Wish we'd hold these types accountable too. It is really amazing whether financial or environmental how we treat others and other things. Like the ending of the movie Sahara, these executives should be required to live, eat, breath, and drink in the very environment they created.

EPA Declares Public Health Emergency in Libby, Montana

"EPA Declares Public Health Emergency in Libby, Montana

The Environmental Protection Agency has declared a public health emergency in the town of Libby, Montana, where hundreds of people have died from asbestos contamination. It is the first time such a declaration has been made by the EPA. For decades, W.R. Grace and Co. mined asbestos-contaminated vermiculite in Libby. Last month, executives from W.R. Grace were acquitted on charges of knowingly allowing Libby residents to be exposed to cancer-causing asbestos. The EPA said it will funnel $6 million to provide medical care for people sickened by asbestos from the mine."

6/18/2009 12:20 PM  
Anonymous Chad said...

Most of the time I'm on the Realist's side, but I don't see the problem with Stewart. She served her time and is now back selling doillies and such.
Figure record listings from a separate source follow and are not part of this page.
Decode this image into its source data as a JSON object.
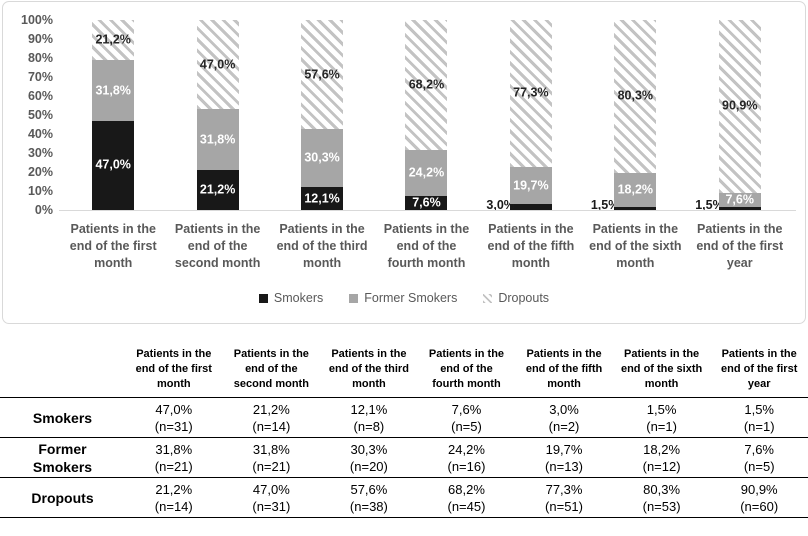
{
  "chart_data": {
    "type": "bar",
    "subtype": "100%-stacked-column",
    "title": "",
    "xlabel": "",
    "ylabel": "",
    "ylim": [
      0,
      100
    ],
    "grid": false,
    "legend_position": "bottom",
    "y_ticks": [
      "100%",
      "90%",
      "80%",
      "70%",
      "60%",
      "50%",
      "40%",
      "30%",
      "20%",
      "10%",
      "0%"
    ],
    "categories": [
      "Patients in the end of the first month",
      "Patients in the end of the second month",
      "Patients in the end of the third month",
      "Patients in the end of the fourth month",
      "Patients in the end of the fifth month",
      "Patients in the end of the sixth month",
      "Patients in the end of the first year"
    ],
    "series": [
      {
        "name": "Smokers",
        "fill": "solid",
        "color": "#181818",
        "label_color": "#ffffff",
        "values": [
          47.0,
          21.2,
          12.1,
          7.6,
          3.0,
          1.5,
          1.5
        ],
        "labels": [
          "47,0%",
          "21,2%",
          "12,1%",
          "7,6%",
          "3,0%",
          "1,5%",
          "1,5%"
        ]
      },
      {
        "name": "Former Smokers",
        "fill": "solid",
        "color": "#a6a6a6",
        "label_color": "#ffffff",
        "values": [
          31.8,
          31.8,
          30.3,
          24.2,
          19.7,
          18.2,
          7.6
        ],
        "labels": [
          "31,8%",
          "31,8%",
          "30,3%",
          "24,2%",
          "19,7%",
          "18,2%",
          "7,6%"
        ]
      },
      {
        "name": "Dropouts",
        "fill": "diagonal-hatch",
        "color": "#c3c3c3",
        "label_color": "#262626",
        "values": [
          21.2,
          47.0,
          57.6,
          68.2,
          77.3,
          80.3,
          90.9
        ],
        "labels": [
          "21,2%",
          "47,0%",
          "57,6%",
          "68,2%",
          "77,3%",
          "80,3%",
          "90,9%"
        ]
      }
    ]
  },
  "table": {
    "header": [
      "",
      "Patients in the end of the first month",
      "Patients in the end of the second month",
      "Patients in the end of the third month",
      "Patients in the end of the fourth month",
      "Patients in the end of the fifth month",
      "Patients in the end of the sixth month",
      "Patients in the end of the first year"
    ],
    "rows": [
      {
        "label": "Smokers",
        "cells": [
          [
            "47,0%",
            "(n=31)"
          ],
          [
            "21,2%",
            "(n=14)"
          ],
          [
            "12,1%",
            "(n=8)"
          ],
          [
            "7,6%",
            "(n=5)"
          ],
          [
            "3,0%",
            "(n=2)"
          ],
          [
            "1,5%",
            "(n=1)"
          ],
          [
            "1,5%",
            "(n=1)"
          ]
        ]
      },
      {
        "label": "Former Smokers",
        "cells": [
          [
            "31,8%",
            "(n=21)"
          ],
          [
            "31,8%",
            "(n=21)"
          ],
          [
            "30,3%",
            "(n=20)"
          ],
          [
            "24,2%",
            "(n=16)"
          ],
          [
            "19,7%",
            "(n=13)"
          ],
          [
            "18,2%",
            "(n=12)"
          ],
          [
            "7,6%",
            "(n=5)"
          ]
        ]
      },
      {
        "label": "Dropouts",
        "cells": [
          [
            "21,2%",
            "(n=14)"
          ],
          [
            "47,0%",
            "(n=31)"
          ],
          [
            "57,6%",
            "(n=38)"
          ],
          [
            "68,2%",
            "(n=45)"
          ],
          [
            "77,3%",
            "(n=51)"
          ],
          [
            "80,3%",
            "(n=53)"
          ],
          [
            "90,9%",
            "(n=60)"
          ]
        ]
      }
    ]
  },
  "colors": {
    "smokers": "#181818",
    "former_smokers": "#a6a6a6",
    "hatch_line": "#c3c3c3",
    "chart_text": "#595959",
    "axis_line": "#d9d9d9",
    "outside_label": "#1a1a1a",
    "table_line": "#000000"
  }
}
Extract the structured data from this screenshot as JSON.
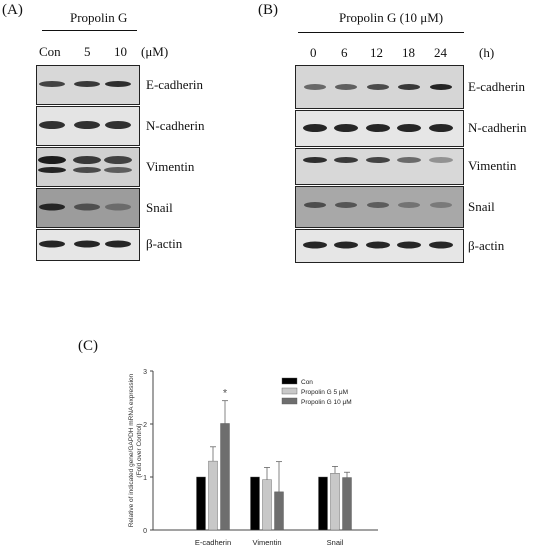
{
  "panel_a": {
    "label": "(A)",
    "treatment": "Propolin G",
    "lanes": [
      "Con",
      "5",
      "10"
    ],
    "unit": "(μM)",
    "blots": [
      {
        "name": "E-cadherin"
      },
      {
        "name": "N-cadherin"
      },
      {
        "name": "Vimentin"
      },
      {
        "name": "Snail"
      },
      {
        "name": "β-actin"
      }
    ]
  },
  "panel_b": {
    "label": "(B)",
    "treatment": "Propolin G (10 μM)",
    "lanes": [
      "0",
      "6",
      "12",
      "18",
      "24"
    ],
    "unit": "(h)",
    "blots": [
      {
        "name": "E-cadherin"
      },
      {
        "name": "N-cadherin"
      },
      {
        "name": "Vimentin"
      },
      {
        "name": "Snail"
      },
      {
        "name": "β-actin"
      }
    ]
  },
  "panel_c": {
    "label": "(C)"
  },
  "chart_data": {
    "type": "bar",
    "categories": [
      "E-cadherin",
      "Vimentin",
      "Snail"
    ],
    "series": [
      {
        "name": "Con",
        "values": [
          1.0,
          1.0,
          1.0
        ],
        "errors": [
          0,
          0,
          0
        ],
        "color": "#000000"
      },
      {
        "name": "Propolin G 5 μM",
        "values": [
          1.3,
          0.95,
          1.07
        ],
        "errors": [
          0.27,
          0.23,
          0.13
        ],
        "color": "#c8c8c8"
      },
      {
        "name": "Propolin G 10 μM",
        "values": [
          2.01,
          0.72,
          0.99
        ],
        "errors": [
          0.43,
          0.57,
          0.1
        ],
        "color": "#6e6e6e"
      }
    ],
    "ylabel": "Relative of indicated gene/GAPDH mRNA expression\n(Fold over Control)",
    "ylim": [
      0,
      3
    ],
    "yticks": [
      "0",
      "1",
      "2",
      "3"
    ],
    "annotations": [
      {
        "category": "E-cadherin",
        "series": "Propolin G 10 μM",
        "text": "*"
      }
    ],
    "legend": "top-right",
    "grid": false
  }
}
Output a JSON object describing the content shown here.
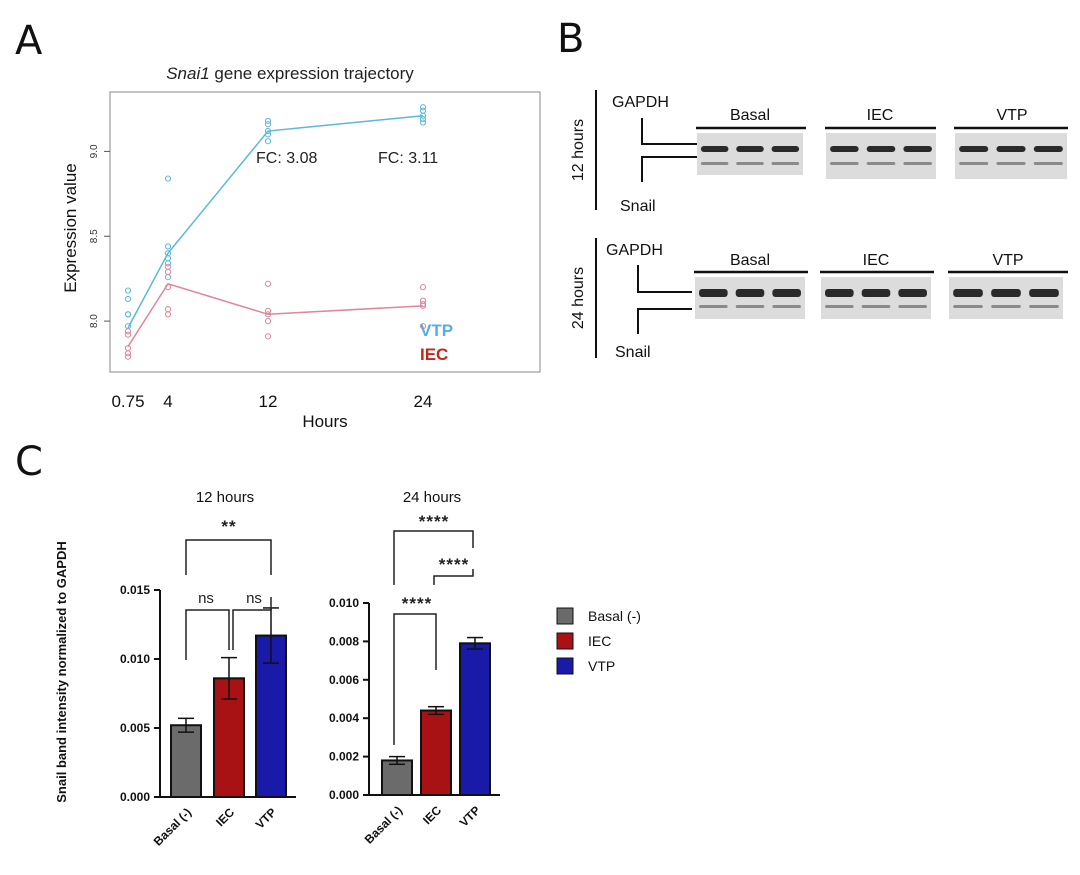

If she had and was currently working for Goldman, Citi, etc. or had gotten away with it, then I would agree there might be some merit to the Realist's arguement.

I wouldn't buy a stock or mutual fund off of her, but a cookbook doesn't seem foolish. If she had poisoned someone I might think twice about the cookbook.

Plus, are all law breakes supposed to be homeless and destitute after they serve their time? Or, should we just send them all to NYC and let Snake Plissken rescue the president when the envitable airplane crash occurs?

Snake Plissken: [radioing a pullout request] All right, get your machine ready, I'm coming out.
Bob Hauk: 18 hours, Plissken!
Snake Plissken: Listen to me, Hauk. The President is dead, you got that? Somebody's had him for dinner!